Re: N-triples white space question

On 18 May 2012, at 11:27, Andy Seaborne wrote:
> Maybe we could define a canonical form of N-triples:

+1, this would be very useful.

> . No comments.
> . No blank lines.
> . CR+LF
> . Single space between S/P, P/O.
>    (a raw tab is also good - it can't appear in a valid literal)
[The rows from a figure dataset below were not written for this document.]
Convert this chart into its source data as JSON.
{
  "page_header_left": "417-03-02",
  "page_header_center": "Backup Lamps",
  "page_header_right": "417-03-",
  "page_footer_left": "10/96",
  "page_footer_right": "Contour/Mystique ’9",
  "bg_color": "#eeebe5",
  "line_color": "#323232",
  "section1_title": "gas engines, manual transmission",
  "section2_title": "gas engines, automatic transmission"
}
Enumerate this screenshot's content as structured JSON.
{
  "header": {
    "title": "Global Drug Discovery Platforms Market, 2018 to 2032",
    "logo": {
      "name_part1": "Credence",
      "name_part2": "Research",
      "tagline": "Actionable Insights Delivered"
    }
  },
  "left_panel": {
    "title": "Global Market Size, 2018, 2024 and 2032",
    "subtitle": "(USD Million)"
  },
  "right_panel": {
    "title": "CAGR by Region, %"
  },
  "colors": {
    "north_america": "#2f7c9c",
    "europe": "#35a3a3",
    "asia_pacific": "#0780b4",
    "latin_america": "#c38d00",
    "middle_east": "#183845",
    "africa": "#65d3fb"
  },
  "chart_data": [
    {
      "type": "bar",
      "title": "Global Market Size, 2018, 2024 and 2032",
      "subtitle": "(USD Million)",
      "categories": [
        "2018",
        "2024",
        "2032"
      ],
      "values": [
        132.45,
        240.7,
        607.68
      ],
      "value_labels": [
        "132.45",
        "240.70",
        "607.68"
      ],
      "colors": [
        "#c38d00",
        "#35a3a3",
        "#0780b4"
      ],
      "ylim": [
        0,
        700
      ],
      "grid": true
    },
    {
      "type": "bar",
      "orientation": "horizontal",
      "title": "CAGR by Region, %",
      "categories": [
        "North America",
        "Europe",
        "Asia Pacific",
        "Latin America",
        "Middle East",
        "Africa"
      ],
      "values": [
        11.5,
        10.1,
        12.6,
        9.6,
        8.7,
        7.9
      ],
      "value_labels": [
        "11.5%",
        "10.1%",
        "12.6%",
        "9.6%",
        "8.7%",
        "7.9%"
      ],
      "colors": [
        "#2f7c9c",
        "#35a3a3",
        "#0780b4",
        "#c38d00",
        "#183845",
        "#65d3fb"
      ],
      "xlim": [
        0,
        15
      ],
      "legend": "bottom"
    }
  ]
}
My subjective impression is that single space is very common in existing N-Triples files. The more the canonical form resembles common practice, the better.

> . No use of \u or \U

+1! Very important. (Although common practice at the moment would dictate: “randomly fuck up Unicode characters”)

> . Resolved IRIs
>    avoid <http://example/a/./b/../c> or <http://example.org:80/a>

The formal way to state this is: “Only IRIs that are normalized according to Section 5 of [IRI].” A link to this Note in RDF Concepts would help to explain what this means:
http://dvcs.w3.org/hg/rdf/raw-file/default/rdf-concepts/index.html#note-iri-interop

> . Last line has a CR+LF

I'd add:

  • No additional HWS before or after CR+LF
  • No WS between O and triple-ending Period (although “single space” might be closer to current common practice and would work equally well; it's just ugly to my eyes)

Richard

Received on Friday, 18 May 2012 11:32:42 UTC